Certes, le créateur exprime non ce qu’il veut mais ce qu’il est en capacité de traduire à l’aide de son art. Mais il en va de même concernant toute forme de langage, y compris le langage social et utilitaire. De même, le contemplateur ne saisit-il pas la singularité de l’univers intérieur du créateur dans sa pureté. Cet univers intérieur demeure pour une large part hors de portée et du créateur au niveau de son expression et du contemplateur au niveau de la lecture qu’il est en capacité de faire de l’œuvre en question. Créateur et contemplateur possèdent chacun des limites tant techniques que culturelles afin de saisir la singularité de ce monde intérieur. D’ailleurs, le créateur, en-dehors des limites de son talent, connaît-il vraiment son propre monde intérieur, au même titre que n’importe lequel d’entre nous ?
Il n’en reste pas moins vrai qu’une œuvre d’art peut devenir un chef-d’œuvre, peut traverser le temps, si le créateur a su mettre en évidence en quoi sa manière singulière d’exprimer son âme témoignait de l’universalité de la condition humaine. Le contemplateur saisit au sein de cette manière singulière de s’exprimer la dimension universelle qui signe l’appartenance du créateur à l’humanité et à son rapport à ce qui est. En somme, il saisit ce qu’il y a d’universel dans cette singularité d’expression.
Toujours est-il que nous comprenons mieux en quoi un objet décoratif, un bibelot par exemple, n’est pas ordinairement considéré comme étant une œuvre d’art. Car ce bibelot ne prétend nullement transmettre un message, des idées, un sens précis. D’ailleurs, si nous prenons en considération des arts utiles comme l’architecture, nous nous rendons compte très vite que ce qui relève de l’art dans les monuments pris en compte, comme une cathédrale ou un château, c’est précisément tous les motifs architecturaux strictement non nécessaires à leur usage social ou utilitaire. Un portail de cathédrale comporte des motifs architecturaux qui veulent transmettre un sens biblique, qui constituent un message théologique et qui traduisent de surcroît un souci esthétique dans la mesure où la beauté est là un moyen privilégié afin de susciter l’intérêt, d’attirer le regard, d’élever l’âme ; toutes choses qui n’ont aucun rapport avec l’utilité fonctionnelle de l’édifice visant à rassembler des foules autour de rites ou de cérémonies à caractère religieux. C’est d’ailleurs le cas des Temples protestants qui s’en tiennent, dans leur dépouillement et leur sobriété architecturaux, à cette seule fonction utilitaire.
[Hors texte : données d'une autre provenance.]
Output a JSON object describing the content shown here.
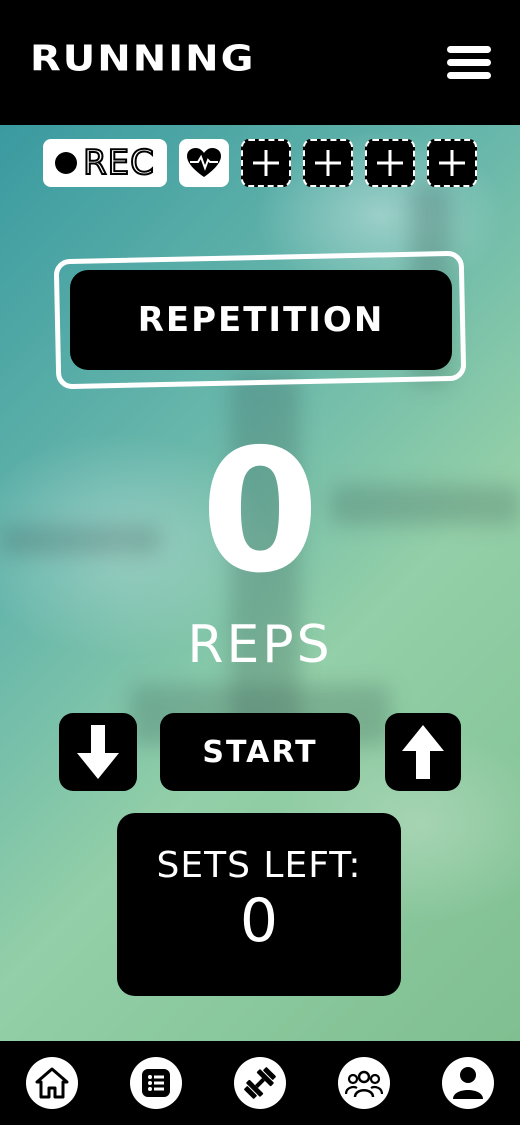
{
  "header": {
    "title": "RUNNING",
    "menu_icon": "hamburger-menu-icon"
  },
  "toolbar": {
    "record_label": "REC",
    "record_icon": "record-dot-icon",
    "heart_icon": "heart-rate-icon",
    "add_slots": [
      {
        "icon": "plus-icon"
      },
      {
        "icon": "plus-icon"
      },
      {
        "icon": "plus-icon"
      },
      {
        "icon": "plus-icon"
      }
    ]
  },
  "mode": {
    "label": "REPETITION"
  },
  "counter": {
    "value": "0",
    "unit": "REPS"
  },
  "controls": {
    "decrease_icon": "arrow-down-icon",
    "start_label": "START",
    "increase_icon": "arrow-up-icon"
  },
  "sets": {
    "label": "SETS LEFT:",
    "value": "0"
  },
  "bottom_nav": {
    "items": [
      {
        "icon": "home-icon"
      },
      {
        "icon": "list-icon"
      },
      {
        "icon": "dumbbell-icon"
      },
      {
        "icon": "group-icon"
      },
      {
        "icon": "profile-icon"
      }
    ]
  },
  "colors": {
    "background_top": "#3a9aa0",
    "background_bottom": "#93cfa8",
    "surface": "#000000",
    "text": "#ffffff"
  }
}
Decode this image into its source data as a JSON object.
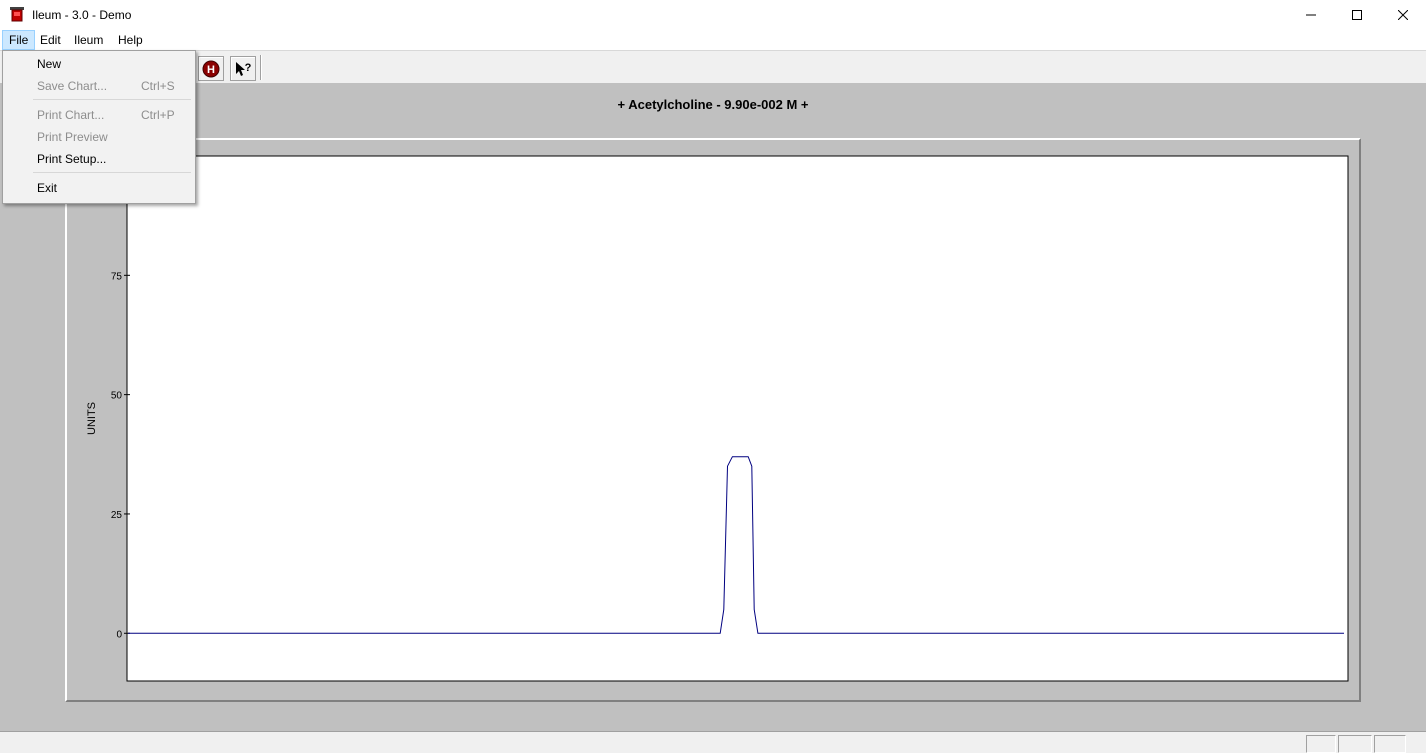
{
  "window": {
    "title": "Ileum - 3.0 - Demo"
  },
  "menubar": {
    "items": [
      {
        "label": "File"
      },
      {
        "label": "Edit"
      },
      {
        "label": "Ileum"
      },
      {
        "label": "Help"
      }
    ]
  },
  "file_menu": {
    "items": [
      {
        "label": "New",
        "shortcut": "",
        "enabled": true
      },
      {
        "label": "Save Chart...",
        "shortcut": "Ctrl+S",
        "enabled": false
      },
      {
        "label": "Print Chart...",
        "shortcut": "Ctrl+P",
        "enabled": false
      },
      {
        "label": "Print Preview",
        "shortcut": "",
        "enabled": false
      },
      {
        "label": "Print Setup...",
        "shortcut": "",
        "enabled": true
      },
      {
        "label": "Exit",
        "shortcut": "",
        "enabled": true
      }
    ]
  },
  "toolbar": {
    "icons": [
      "h-help-icon",
      "context-help-pointer-icon"
    ]
  },
  "chart": {
    "title": "+ Acetylcholine - 9.90e-002 M +"
  },
  "chart_data": {
    "type": "line",
    "title": "+ Acetylcholine - 9.90e-002 M +",
    "xlabel": "",
    "ylabel": "UNITS",
    "yticks": [
      0,
      25,
      50,
      75
    ],
    "ylim": [
      -10,
      100
    ],
    "xlim": [
      0,
      1000
    ],
    "grid": false,
    "series": [
      {
        "color": "#000080",
        "x": [
          0,
          487,
          490,
          493,
          497,
          504,
          510,
          513,
          515,
          518,
          1000
        ],
        "y": [
          0,
          0,
          5,
          35,
          37,
          37,
          37,
          35,
          5,
          0,
          0
        ]
      }
    ]
  },
  "colors": {
    "workspace": "#c0c0c0",
    "plot_bg": "#ffffff",
    "trace": "#000080",
    "menu_highlight": "#cce8ff"
  }
}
Comme nous venons de le rappeler, l’œuvre d’art entretient la plupart du temps un rapport avec le souci de la qualité de la forme ou si l’on préfère avec la beauté. Dans le cas de l’art engagé et donc de l’art religieux, la beauté est un moyen au service du message. Parfois, la beauté devient la finalité de l’œuvre, même si l’existence même de la beauté peut être considérée en elle-même comme un message, si on estime qu’elle renvoie au sens, au « Logos », à la présence sensible de la transcendance. Mais n’oublions pas que la beauté est un objectif contingent ou non-nécessaire de l’activité artistique. De nombreux aspects de l’art contemporain, de l’art qui se veut souvent éphémère, de l’art dont l’œuvre est décontextualisée (souvenons-nous de Magritte présentant une pipe, œuvre intitulée « ceci n’est pas une pipe » ou l’urinoir de Duchamp qui n’est pas un urinoir), de l’art destiné à choquer ou scandaliser (Le « Poubellisme » d’Arman) sont là pour en témoigner. Ces formes d’art témoignent que ce qui importe c’est l’expression d’une idée et non la qualité d’une forme, souci central pour un bibelot qui se veut objet de décoration.
Cependant ces rapides observations ne suffisent pas en vue de se représenter ce qu’est véritablement une œuvre d’art. Il nous faudra donc compléter ces analyses afin de mieux cerner son originalité et sa signification métaphysique.